With the completion of the highway reconstruction work expected by the end of the year, additional changes in approaches to the intersection of Commerce Street, Main Street and Clements Street — the so-called “Traffic T” — are being implemented.
One such change greeted motorists last week, as curbs for the raised medians along East Commerce and West Commerce were poured. That will prevent left turns across traffic from Romines to the McDonald’s area, except at the signaled intersection.
The reconfiguration of the intersection on the busiest stretch of highway in the city is part of a highway surface rehabilitation project that’s been in progress for the past year.
“We are hopeful that this contract will be completed in December, barring any setbacks,” Sandra Parker of the Brownwood District of the Texas Department of Transportation, said Friday.
Prater Equipment Co. of Comanche is the contractor for the $4 million project.
She said among the items still to be completed are installation of electricity for signal bridge and illumination at the intersection. The traffic signals at the intersection will hang from a bridge similar to the one installed at West Commerce, West Austin and Belle Plain.
“The raised median is a safety treatment for this high traffic area,” Parker said. “The medians will be filled with stamped textured concrete and will look like the raised medians at Austin/Belle Plain and West Commerce.”
Final paving of the highway surfaces approaching the intersection is also yet to be done, Parker said.
“The median curbs on East and West Commerce look high now, but when the final layer of pavement is put down, they will be better proportioned,” Parker said.
Westbound motorists are urged to use the signal at Commerce and Romines to access the alley behind businesses on the south side of U.S. Highway 67, Parker said. All exits from the businesses must be eastbound.
The merge lane for eastbound traffic turning south to U.S. Highway 377 is no longer used. A dedicated right turn lane is available at the crossroads signal.

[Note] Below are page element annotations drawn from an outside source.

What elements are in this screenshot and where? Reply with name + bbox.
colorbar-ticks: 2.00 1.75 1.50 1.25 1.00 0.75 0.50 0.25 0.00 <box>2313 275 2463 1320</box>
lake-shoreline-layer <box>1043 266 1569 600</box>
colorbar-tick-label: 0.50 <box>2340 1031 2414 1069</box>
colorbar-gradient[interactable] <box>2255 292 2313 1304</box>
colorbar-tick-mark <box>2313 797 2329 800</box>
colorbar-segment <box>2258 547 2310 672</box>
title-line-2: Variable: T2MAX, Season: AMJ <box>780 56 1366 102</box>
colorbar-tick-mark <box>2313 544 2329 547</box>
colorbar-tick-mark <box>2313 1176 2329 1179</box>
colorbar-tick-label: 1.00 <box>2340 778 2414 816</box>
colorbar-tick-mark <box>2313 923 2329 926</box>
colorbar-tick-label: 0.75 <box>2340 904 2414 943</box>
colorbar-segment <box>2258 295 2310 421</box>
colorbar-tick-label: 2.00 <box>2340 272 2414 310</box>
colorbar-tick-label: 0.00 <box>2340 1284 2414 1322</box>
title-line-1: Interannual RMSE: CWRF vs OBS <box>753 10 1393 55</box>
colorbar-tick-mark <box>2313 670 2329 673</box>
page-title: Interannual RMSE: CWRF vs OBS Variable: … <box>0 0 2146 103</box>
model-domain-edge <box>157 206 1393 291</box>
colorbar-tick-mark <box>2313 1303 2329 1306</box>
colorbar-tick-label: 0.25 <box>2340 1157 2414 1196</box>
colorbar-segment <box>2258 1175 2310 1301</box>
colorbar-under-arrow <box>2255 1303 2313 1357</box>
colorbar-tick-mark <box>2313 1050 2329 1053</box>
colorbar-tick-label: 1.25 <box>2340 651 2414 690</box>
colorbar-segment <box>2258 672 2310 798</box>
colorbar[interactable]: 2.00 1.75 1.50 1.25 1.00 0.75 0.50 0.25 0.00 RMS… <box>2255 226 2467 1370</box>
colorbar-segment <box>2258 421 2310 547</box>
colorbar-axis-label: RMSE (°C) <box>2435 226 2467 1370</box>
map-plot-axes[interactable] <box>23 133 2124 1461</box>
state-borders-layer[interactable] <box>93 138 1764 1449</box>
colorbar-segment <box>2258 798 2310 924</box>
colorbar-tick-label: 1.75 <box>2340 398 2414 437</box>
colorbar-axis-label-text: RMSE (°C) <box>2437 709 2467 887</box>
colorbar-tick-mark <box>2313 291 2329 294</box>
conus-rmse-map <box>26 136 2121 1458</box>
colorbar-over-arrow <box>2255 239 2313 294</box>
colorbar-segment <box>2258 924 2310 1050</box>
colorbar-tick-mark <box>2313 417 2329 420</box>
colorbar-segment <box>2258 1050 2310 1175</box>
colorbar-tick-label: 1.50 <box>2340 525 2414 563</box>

Access to the businesses on the southeast side of crossroads — like KFC and PRO Cuts — is similar to what it has always been, Parker said, but the exits have changed. Northbound traffic from U.S. 377 can use the same street that it has in the past, but an exit must be made by using Hughley, Pecan, Riverside and Rush streets. Eastbound U.S. 67 traffic will have access at Riverside between Subway and Taco Bueno.
Raised medians will run from Romines St., east to near McDonald’s and south on U.S. 377 to Hughley Street.
“When the $4 million project is complete, the intersection will be safer, wider and more efficient,” Parker said.
In a report to the Brownwood City Council before the project was let, TxDOT Area Engineer Bryan Raschke said traffic counts showed that 20,000 vehicles a day passed through the corridor in 2004. Projections are that 28,000 vehicles a day will use it by 2024. In the previous four-year period, the short stretch of highway had been the scene of 182 accidents, with one fatality, six serious injuries and numerous less serious injuries.
Early last year, Raschke said traffic at the intersection had grown 12 percent after the opening of Home Depot and other businesses on the north side of the intersection. Although it won’t affect congestion, the raised median should enhance safety by drastically reduced the number of potential points of collision caused by left turns.